Arnold writes simply and elegantly about her career and experiences making the photographs, and is at turns charitable and backhanded in her remarks about various celebrities, and is always mid-20th Century woke aware of cultural and racial difference and social status, quick to sympathize with and praise her subjects and collaborators. Contemporary readers (I’m writing this in 2021) may raise their eyebrows or even clutch their pearls at some of her comments, but for the most part the writing has aged well, and better than that of some of her male counterparts.
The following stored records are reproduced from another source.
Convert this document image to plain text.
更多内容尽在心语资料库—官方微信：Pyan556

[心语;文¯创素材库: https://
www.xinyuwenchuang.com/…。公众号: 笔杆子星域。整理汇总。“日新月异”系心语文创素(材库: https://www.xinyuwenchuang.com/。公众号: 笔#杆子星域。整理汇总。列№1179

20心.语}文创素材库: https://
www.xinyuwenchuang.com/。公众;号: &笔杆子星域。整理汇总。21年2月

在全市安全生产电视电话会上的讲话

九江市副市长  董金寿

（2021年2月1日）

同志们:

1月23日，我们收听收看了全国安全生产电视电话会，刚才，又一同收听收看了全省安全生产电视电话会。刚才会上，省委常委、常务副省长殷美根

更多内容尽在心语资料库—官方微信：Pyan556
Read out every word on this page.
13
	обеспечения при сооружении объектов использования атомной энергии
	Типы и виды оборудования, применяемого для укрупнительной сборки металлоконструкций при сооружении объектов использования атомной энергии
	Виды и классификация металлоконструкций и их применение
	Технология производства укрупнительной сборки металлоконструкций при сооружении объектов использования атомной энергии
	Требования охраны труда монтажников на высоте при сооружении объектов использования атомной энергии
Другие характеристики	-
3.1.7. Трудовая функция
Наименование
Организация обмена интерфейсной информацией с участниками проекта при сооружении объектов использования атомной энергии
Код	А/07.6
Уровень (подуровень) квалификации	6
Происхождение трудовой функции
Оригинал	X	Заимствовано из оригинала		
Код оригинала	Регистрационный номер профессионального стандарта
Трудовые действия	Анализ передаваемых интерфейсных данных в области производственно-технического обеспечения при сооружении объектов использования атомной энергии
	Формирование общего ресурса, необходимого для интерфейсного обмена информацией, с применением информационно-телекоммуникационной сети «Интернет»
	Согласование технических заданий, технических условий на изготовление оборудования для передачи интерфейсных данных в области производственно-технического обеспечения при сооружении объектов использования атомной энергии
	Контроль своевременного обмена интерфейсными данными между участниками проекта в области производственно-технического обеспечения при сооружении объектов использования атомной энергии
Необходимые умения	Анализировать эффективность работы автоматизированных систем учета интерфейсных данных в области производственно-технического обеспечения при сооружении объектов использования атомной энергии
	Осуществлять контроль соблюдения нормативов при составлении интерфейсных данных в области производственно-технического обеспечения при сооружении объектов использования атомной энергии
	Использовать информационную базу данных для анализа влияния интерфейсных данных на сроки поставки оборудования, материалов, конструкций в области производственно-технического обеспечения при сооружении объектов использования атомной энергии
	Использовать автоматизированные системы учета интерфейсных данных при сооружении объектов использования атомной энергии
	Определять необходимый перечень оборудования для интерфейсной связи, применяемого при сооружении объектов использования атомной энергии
Arnold was an early member of Magnum, and worked on projects for Life and other storied picture magazines, and her work is incredible. Given her status as rarified air photographer, in an age where that meant something, and given her, well, her-ness, she enjoyed and capitalized on the her unique access, and she left us with some views inside of groups and societies that many (western) people would never see or consider, even today when we’re all so aware. Arnold went all over and turned her camera on whoever she came across, in a democratic and dignifying manner.
Really, it’s a great book and slightly ahead of its time.
Unrated.
Used copies of The Unretouched Woman are available for less than $10, and if you believe anyone has a new copy of a 1976 softcover available, well, I’ll sell you my like new copy for 1/3 what they’re asking, and then turn around and buy a decent used copy for half of whatever you gave me or less…
And if you’re unfamiliar with Arnold, Magnum have a decent, very brief, biography and a bunch of her pictures, and there’s even a website, run by some family members, with a much more thorough biography, and both are worth a look.